Publication typeProceedings Article
Publication date2024-12-16
Abstract
Superconducting logic offers the potential for incredibly high speed, low power computation, due to its gate level clocking and a lack of resistive losses. This results in large, statically scheduled pipelines with clock speeds up to 50 GHz, offering orders of magnitude better throughput than modern digital systems. To fully utilize these pipelines data must be very carefully orchestrated both outside of the system and within the pipeline itself. However, memory systems, data dependent operations, and IO introduce timing uncertainty which can cause a significant degradation in throughput and utilization. In the digital domain a rich set of latency insensitive design (LID) principles exist for this problem, but the tight combinational feedback inherent to their operation introduces a new set of challenges when integrated with single flux quanta (SFQ) based designs.We investigate these challenges by examining two classical methods for LID, the ready/valid protocol and LID-1ss. We show how a naive, direct implementation of these protocols removes much of the benefits of superconducting logic. We then explore how LID-1ss can be optimized for SFQ, resulting in better throughput and a simpler design.
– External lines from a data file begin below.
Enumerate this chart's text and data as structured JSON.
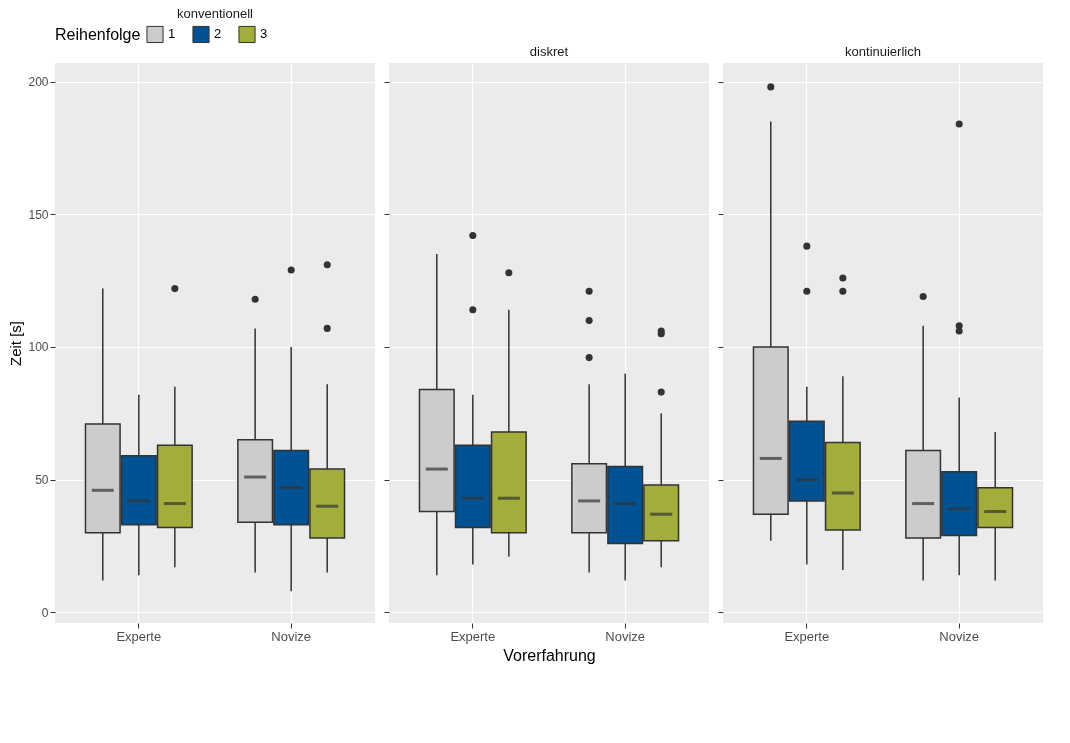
{
  "chart_data": [
    {
      "type": "box",
      "title": "konventionell",
      "ylabel": "Zeit [s]",
      "legend_title": "Reihenfolge",
      "legend": "top",
      "categories": [
        "Experte",
        "Novize"
      ],
      "ylim": [
        -4,
        207
      ],
      "yticks": [
        0,
        50,
        100,
        150,
        200
      ],
      "grid": true,
      "series": [
        {
          "name": "1",
          "color": "#cbccce",
          "boxes": [
            {
              "low": 12,
              "q1": 30,
              "median": 46,
              "q3": 71,
              "high": 122
            },
            {
              "low": 15,
              "q1": 34,
              "median": 51,
              "q3": 65,
              "high": 107,
              "outliers": [
                118
              ]
            }
          ]
        },
        {
          "name": "2",
          "color": "#005293",
          "boxes": [
            {
              "low": 14,
              "q1": 33,
              "median": 42,
              "q3": 59,
              "high": 82
            },
            {
              "low": 8,
              "q1": 33,
              "median": 47,
              "q3": 61,
              "high": 100,
              "outliers": [
                129
              ]
            }
          ]
        },
        {
          "name": "3",
          "color": "#a2ad3a",
          "boxes": [
            {
              "low": 17,
              "q1": 32,
              "median": 41,
              "q3": 63,
              "high": 85,
              "outliers": [
                122
              ]
            },
            {
              "low": 15,
              "q1": 28,
              "median": 40,
              "q3": 54,
              "high": 86,
              "outliers": [
                107,
                131
              ]
            }
          ]
        }
      ]
    },
    {
      "type": "box",
      "title": "diskret",
      "xlabel": "Vorerfahrung",
      "tick_labels": "x",
      "categories": [
        "Experte",
        "Novize"
      ],
      "ylim": [
        -4,
        207
      ],
      "yticks": [
        0,
        50,
        100,
        150,
        200
      ],
      "grid": true,
      "series": [
        {
          "name": "1",
          "color": "#cbccce",
          "boxes": [
            {
              "low": 14,
              "q1": 38,
              "median": 54,
              "q3": 84,
              "high": 135
            },
            {
              "low": 15,
              "q1": 30,
              "median": 42,
              "q3": 56,
              "high": 86,
              "outliers": [
                96,
                110,
                121
              ]
            }
          ]
        },
        {
          "name": "2",
          "color": "#005293",
          "boxes": [
            {
              "low": 18,
              "q1": 32,
              "median": 43,
              "q3": 63,
              "high": 82,
              "outliers": [
                114,
                142
              ]
            },
            {
              "low": 12,
              "q1": 26,
              "median": 41,
              "q3": 55,
              "high": 90
            }
          ]
        },
        {
          "name": "3",
          "color": "#a2ad3a",
          "boxes": [
            {
              "low": 21,
              "q1": 30,
              "median": 43,
              "q3": 68,
              "high": 114,
              "outliers": [
                128
              ]
            },
            {
              "low": 17,
              "q1": 27,
              "median": 37,
              "q3": 48,
              "high": 75,
              "outliers": [
                83,
                105,
                106
              ]
            }
          ]
        }
      ]
    },
    {
      "type": "box",
      "title": "kontinuierlich",
      "tick_labels": "x",
      "categories": [
        "Experte",
        "Novize"
      ],
      "ylim": [
        -4,
        207
      ],
      "yticks": [
        0,
        50,
        100,
        150,
        200
      ],
      "grid": true,
      "series": [
        {
          "name": "1",
          "color": "#cbccce",
          "boxes": [
            {
              "low": 27,
              "q1": 37,
              "median": 58,
              "q3": 100,
              "high": 185,
              "outliers": [
                198
              ]
            },
            {
              "low": 12,
              "q1": 28,
              "median": 41,
              "q3": 61,
              "high": 108,
              "outliers": [
                119
              ]
            }
          ]
        },
        {
          "name": "2",
          "color": "#005293",
          "boxes": [
            {
              "low": 18,
              "q1": 42,
              "median": 50,
              "q3": 72,
              "high": 85,
              "outliers": [
                121,
                138
              ]
            },
            {
              "low": 14,
              "q1": 29,
              "median": 39,
              "q3": 53,
              "high": 81,
              "outliers": [
                106,
                108,
                184
              ]
            }
          ]
        },
        {
          "name": "3",
          "color": "#a2ad3a",
          "boxes": [
            {
              "low": 16,
              "q1": 31,
              "median": 45,
              "q3": 64,
              "high": 89,
              "outliers": [
                121,
                126
              ]
            },
            {
              "low": 12,
              "q1": 32,
              "median": 38,
              "q3": 47,
              "high": 68
            }
          ]
        }
      ]
    }
  ]
}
However, this optimized version still significantly reduces the maximum potential throughput, motivating us to propose Superconnectors: a novel SFQ-specific architecture for LID. Superconnectors leverage passive transmission line buffers, asynchronous race logic control signals, and batched transactions for a hardware design that has minimal impact on the underlying logic and throughput. We then demonstrate Superconnectors with a merge operation on an array of multipliers, introducing 44% less pipeline stall than the optimized LID-1ss approach with no impact to the achievable clock speed of the underlying module.